Citizen Trump may or may not be able to pardon himself (or resign at the last minute to allow Mike Pence to do the honors) from federal crimes, but he cannot escape federal civil fines and penalties or violations (including criminal) of state laws. Like New York that is going after him with a vengeance. His tax returns will be public knowledge, and the results of detailed investigations into his questionable business operations will be examined by experts and journalists alike as details spill out. Trump, and his entire family as they are enmeshed in those questionable business dealings, will be outed as they have never been outed before. The base, which skews older and is slowly dying off, may support him, but the rising replacement generations will not.
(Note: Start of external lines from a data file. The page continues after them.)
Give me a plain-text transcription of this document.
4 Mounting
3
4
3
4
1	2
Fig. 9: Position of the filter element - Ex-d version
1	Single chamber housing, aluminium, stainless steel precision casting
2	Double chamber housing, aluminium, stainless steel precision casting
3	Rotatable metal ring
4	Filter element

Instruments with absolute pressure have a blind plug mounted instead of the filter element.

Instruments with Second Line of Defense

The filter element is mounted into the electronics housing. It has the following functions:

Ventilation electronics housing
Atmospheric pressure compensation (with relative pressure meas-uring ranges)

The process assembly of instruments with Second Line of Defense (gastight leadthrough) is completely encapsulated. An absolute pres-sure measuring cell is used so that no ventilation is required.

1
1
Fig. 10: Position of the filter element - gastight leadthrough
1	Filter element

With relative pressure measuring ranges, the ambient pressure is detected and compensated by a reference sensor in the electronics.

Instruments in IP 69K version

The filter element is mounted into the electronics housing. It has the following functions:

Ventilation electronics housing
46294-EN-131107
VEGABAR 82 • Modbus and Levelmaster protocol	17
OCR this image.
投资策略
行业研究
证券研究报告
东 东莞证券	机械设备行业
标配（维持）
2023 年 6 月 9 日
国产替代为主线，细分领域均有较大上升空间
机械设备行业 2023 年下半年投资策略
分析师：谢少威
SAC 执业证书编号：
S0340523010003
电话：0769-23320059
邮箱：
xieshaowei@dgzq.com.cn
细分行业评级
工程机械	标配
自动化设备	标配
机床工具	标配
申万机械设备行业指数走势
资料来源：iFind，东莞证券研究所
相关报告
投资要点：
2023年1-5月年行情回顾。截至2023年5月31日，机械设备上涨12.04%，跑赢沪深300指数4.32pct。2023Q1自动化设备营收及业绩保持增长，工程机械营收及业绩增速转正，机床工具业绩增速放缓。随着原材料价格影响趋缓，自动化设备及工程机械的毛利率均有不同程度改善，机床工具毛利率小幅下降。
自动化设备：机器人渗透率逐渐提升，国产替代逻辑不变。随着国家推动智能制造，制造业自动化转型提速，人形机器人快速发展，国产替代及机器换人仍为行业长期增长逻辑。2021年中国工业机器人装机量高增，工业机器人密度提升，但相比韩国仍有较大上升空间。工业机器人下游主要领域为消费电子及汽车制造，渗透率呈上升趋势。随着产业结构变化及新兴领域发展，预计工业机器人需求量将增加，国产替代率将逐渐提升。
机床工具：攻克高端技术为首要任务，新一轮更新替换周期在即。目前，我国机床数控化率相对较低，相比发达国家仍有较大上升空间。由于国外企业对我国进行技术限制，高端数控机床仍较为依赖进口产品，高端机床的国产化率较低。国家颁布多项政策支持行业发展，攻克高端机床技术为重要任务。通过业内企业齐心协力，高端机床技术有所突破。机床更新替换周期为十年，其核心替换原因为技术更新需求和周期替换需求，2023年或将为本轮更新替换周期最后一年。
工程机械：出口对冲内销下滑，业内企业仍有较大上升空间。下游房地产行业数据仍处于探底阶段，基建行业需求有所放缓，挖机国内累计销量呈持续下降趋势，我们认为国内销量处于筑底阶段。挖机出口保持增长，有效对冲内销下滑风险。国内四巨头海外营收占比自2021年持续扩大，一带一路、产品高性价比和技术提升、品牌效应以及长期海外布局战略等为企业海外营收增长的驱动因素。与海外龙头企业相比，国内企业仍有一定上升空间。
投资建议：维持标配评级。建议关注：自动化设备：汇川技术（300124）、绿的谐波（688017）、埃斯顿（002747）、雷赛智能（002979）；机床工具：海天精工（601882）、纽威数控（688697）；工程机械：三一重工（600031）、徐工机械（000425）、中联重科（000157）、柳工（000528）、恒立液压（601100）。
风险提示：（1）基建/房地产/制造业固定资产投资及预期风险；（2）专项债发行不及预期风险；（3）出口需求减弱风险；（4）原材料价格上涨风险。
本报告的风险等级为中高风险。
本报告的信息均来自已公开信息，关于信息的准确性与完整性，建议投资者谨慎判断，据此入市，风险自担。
William Barr and Mike Pompeo may have better luck running for Senate seats in bright red states, but their Trump taint will be their scarlet letter for life. History will view them as only one small step above rabble rouser, Joseph McCarthy. Rudy Giuliani has relegated himself to a standing joke, losing all credibility in a flood of baseless conspiracy theories and dripping hair dye. 

Donald Trump is over. Done. He will linger for the immediate future as a media provocateur, but if the GOP wants to revive, they will soon see a need to split from this failed populist distraction and find new leadership. It would be easier for Democrats if the Republican Party fails to correct this misstep – out of fear of losing the base – but as the base fades in the cold bath of reality, the GOP cannot remain ostrich-like in a sea of change. Coal miners have not kept their jobs. Steelworkers still face foreign competition. The Rust Best got rustier. Farmers lost major foreign markets. The economic promises were just words. 

Finally, the notion that Wall Street and Big Business love Donald Trump, primarily because of his tax cuts and policy of deregulation, is beyond false. Those platforms have always been GOP basics, but Donald John Trump is hardly a Republican. His pre-pandemic deficits were soaring. His trade policies made too many multinational American corporate giants into pariahs to the rest of the world. His on-again, off-again tariff wars, rolling last minute sanctions, made conducting cross-border business a quagmire of unpredictability. And most of all, his basic “Art of the Deal” was to throw the “other side” off with bullying instability, a strategy that did not work in business (Trump is the bankruptcy king) and absolutely failed in global trade relations. Wall Street abhors instability, and Donald Trump views destabilization as his most powerful tool.

Biden may be too old to seek a second term, and there are plenty of GOP candidates already building national viability. I think Mike Pence has been severely damages as national candidate, but players like Marco Rubio and, particularly, Nikki Haley, are very likely to slide up that national ladder, most probably after the 2022 mid-terms. Trump will be a memory they will need to erase.

I’m Peter Dekom, and while we dodged an authoritarian bullet this time, perhaps we now know the kind of American president we can never afford to have again.